Partis de Gambie à destination de l’archipel espagnol des Canaries, situé à près de 2 000 kilomètres des côtes ouest-africaines, les passagers avaient embarqué sur des bateaux transportant chacun en moyenne 150 personnes. Les sept embarcations ont dérivé en mer avant d’être interceptées au cours de la dernière semaine d’août.

Les survivants ont été débarqués dans plusieurs localités de la région, notamment à Nouadhibou, en Mauritanie, ainsi qu’à Rosso et Dakar, au Sénégal. MSF a apporté une assistance médicale à Nouadhibou en collaboration avec le Croissant-Rouge mauritanien, tandis que ses équipes sont intervenues à Rosso et Dakar avec l’Organisation internationale pour les migrations (OIM).

Des survivants dans un état de grande vulnérabilité

À leur arrivée, plusieurs rescapés présentaient des problèmes de santé liés aux conditions difficiles de la traversée : déshydratation sévère, épuisement, pertes de connaissance, fractures ainsi que diverses infections.

Parmi les personnes secourues figuraient 134 femmes, dont une enceinte, et 88 mineurs, selon MSF.

Au-delà des conséquences physiques, la traversée a également laissé de profondes séquelles psychologiques. Plusieurs survivants auraient été confrontés à la mort de proches durant le voyage. Face à ces situations, MSF a déployé des dispositifs de soutien psychologique d’urgence.

La majorité des rescapés étaient originaires du Sénégal et de la Gambie. D’autres venaient notamment du Mali, de Guinée et de Côte d’Ivoire. Certains ont également rapporté avoir subi des violences au cours de leur parcours migratoire ou dans leur pays d’origine.

Des récits de violences sur les routes migratoires

MSF fait état de plusieurs témoignages faisant état de violences et d’abus commis au cours du parcours migratoire.

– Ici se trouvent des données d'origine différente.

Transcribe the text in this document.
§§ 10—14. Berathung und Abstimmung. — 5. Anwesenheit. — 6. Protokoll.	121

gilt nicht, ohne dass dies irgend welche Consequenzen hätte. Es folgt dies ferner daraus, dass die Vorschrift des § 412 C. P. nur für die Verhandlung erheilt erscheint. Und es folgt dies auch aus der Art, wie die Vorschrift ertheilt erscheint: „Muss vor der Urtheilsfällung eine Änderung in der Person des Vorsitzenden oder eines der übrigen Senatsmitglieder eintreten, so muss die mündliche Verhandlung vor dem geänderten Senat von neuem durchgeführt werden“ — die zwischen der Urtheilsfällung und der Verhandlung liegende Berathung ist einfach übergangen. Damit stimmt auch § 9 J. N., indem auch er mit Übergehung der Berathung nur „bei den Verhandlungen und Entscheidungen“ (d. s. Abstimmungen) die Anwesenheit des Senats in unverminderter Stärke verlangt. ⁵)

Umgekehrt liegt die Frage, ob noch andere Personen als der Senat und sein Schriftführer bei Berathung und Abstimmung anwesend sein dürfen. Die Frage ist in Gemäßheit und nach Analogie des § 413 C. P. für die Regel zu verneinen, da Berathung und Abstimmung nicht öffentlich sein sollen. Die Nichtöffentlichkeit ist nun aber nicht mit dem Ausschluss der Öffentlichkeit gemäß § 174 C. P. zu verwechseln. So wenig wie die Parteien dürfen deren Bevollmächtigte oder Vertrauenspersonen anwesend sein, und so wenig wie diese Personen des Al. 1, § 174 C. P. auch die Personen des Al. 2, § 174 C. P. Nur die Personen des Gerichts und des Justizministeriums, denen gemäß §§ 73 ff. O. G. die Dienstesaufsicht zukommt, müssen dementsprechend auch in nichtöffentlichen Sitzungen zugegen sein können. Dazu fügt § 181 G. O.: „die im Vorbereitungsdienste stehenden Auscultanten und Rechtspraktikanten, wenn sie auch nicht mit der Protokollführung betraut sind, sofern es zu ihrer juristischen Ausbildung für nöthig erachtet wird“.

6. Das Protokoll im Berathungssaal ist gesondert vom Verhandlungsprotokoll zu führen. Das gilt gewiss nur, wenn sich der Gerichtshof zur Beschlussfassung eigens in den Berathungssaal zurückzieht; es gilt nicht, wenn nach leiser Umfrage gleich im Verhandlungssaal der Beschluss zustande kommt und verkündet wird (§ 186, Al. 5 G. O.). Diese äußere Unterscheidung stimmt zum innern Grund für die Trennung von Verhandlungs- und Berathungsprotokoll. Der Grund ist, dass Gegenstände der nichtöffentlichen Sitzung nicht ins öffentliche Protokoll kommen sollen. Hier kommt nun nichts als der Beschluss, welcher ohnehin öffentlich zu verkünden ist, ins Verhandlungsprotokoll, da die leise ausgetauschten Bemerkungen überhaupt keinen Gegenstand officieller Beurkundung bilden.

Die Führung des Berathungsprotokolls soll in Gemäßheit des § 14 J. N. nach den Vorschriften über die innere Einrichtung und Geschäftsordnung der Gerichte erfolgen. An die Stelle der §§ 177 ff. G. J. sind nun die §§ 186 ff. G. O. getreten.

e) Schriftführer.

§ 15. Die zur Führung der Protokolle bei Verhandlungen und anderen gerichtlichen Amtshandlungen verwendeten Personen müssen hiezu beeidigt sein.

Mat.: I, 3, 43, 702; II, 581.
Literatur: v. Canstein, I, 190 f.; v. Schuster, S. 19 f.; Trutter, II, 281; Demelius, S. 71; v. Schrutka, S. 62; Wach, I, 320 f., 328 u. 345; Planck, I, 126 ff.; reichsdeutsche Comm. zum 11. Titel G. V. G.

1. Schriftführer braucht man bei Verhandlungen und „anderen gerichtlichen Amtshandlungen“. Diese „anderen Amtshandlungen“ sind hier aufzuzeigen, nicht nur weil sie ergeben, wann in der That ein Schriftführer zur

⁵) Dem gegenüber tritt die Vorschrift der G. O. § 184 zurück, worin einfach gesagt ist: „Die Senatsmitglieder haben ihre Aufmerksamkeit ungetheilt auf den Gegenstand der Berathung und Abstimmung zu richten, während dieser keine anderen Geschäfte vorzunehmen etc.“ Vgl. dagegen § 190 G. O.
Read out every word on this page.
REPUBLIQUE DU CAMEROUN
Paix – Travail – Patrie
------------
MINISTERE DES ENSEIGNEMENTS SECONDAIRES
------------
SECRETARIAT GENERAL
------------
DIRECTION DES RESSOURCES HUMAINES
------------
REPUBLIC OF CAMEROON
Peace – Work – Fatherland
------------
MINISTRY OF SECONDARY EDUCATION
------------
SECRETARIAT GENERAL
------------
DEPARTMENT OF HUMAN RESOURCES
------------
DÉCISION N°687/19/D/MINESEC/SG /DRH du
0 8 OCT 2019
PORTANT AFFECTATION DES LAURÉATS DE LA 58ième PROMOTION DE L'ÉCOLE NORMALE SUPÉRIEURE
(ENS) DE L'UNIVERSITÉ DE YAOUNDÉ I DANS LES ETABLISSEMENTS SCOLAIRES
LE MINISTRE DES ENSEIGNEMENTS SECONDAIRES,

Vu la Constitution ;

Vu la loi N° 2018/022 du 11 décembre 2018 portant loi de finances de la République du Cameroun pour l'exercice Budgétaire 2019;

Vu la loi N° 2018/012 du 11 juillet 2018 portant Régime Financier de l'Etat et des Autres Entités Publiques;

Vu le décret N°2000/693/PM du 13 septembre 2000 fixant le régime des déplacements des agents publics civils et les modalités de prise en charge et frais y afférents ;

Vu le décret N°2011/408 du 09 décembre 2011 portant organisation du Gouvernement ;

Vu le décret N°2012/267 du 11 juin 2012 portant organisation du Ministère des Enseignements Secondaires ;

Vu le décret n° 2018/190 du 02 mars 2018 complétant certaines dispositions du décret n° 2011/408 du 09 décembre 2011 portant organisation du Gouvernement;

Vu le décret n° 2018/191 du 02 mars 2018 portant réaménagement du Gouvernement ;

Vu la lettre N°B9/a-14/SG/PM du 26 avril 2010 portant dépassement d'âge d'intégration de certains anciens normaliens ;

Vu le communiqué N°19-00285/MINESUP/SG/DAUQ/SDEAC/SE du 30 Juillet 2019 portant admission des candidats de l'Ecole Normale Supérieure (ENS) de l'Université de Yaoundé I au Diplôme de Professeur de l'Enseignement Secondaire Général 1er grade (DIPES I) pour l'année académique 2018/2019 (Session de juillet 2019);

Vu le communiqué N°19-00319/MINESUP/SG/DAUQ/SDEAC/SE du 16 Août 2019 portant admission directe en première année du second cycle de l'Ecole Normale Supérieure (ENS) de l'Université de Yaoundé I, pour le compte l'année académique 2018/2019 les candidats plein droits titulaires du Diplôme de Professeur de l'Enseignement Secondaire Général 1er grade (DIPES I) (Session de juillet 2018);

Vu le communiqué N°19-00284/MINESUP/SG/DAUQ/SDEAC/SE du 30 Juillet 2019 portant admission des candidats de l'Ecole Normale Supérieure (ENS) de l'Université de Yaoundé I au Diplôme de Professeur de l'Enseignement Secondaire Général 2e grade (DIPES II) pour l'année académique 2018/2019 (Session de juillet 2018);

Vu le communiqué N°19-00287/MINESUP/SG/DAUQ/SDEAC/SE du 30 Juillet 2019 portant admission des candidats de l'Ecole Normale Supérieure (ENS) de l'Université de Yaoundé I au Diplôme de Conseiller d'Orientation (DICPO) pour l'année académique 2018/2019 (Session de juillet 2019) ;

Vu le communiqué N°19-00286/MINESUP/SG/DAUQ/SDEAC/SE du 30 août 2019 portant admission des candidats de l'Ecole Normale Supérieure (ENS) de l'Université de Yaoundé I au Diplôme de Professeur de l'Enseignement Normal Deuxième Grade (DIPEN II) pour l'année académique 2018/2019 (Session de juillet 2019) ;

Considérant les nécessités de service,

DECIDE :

Une personne arrivée à Dakar affirme notamment avoir été agressée par un passeur et plusieurs hommes qui auraient exigé davantage d’argent pour poursuivre la traversée. Une autre survivante a déclaré avoir été victime d’un vol puis d’une agression sexuelle.

Ces témoignages illustrent, selon l’organisation humanitaire, la vulnérabilité extrême des personnes qui empruntent les routes migratoires vers l’Europe.

La route des Canaries reste dangereusement fréquentée

Malgré les risques considérables, la route maritime reliant l’Afrique de l’Ouest aux Canaries demeure empruntée chaque année par des milliers de personnes. Des embarcations souvent vétustes et surchargées affrontent ainsi une traversée de près de 2 000 kilomètres dans l’Atlantique.

Pour MSF, la pauvreté, les violences, l’instabilité et la dégradation des conditions de vie constituent autant de facteurs qui poussent certaines personnes à prendre la mer malgré le danger.

Présente sur cette route depuis 2024, l’organisation affirme constater directement l’ampleur des besoins humanitaires et la vulnérabilité des personnes secourues.

« Lorsque des personnes s’embarquent pour une traversée de 2 000 kilomètres qui est extrêmement meurtrière, c’est qu’elles doivent fuir quelque chose de bien pire encore », estime Dalil Adji, chef de mission de MSF en Afrique de l’Ouest.

Face à cette situation, MSF appelle les gouvernements ouest-africains et les pays européens à développer davantage de voies de migration sûres et légales. Pour l’organisation, l’absence d’alternatives continue de pousser des migrants à emprunter des routes maritimes particulièrement dangereuses, au risque de leur vie.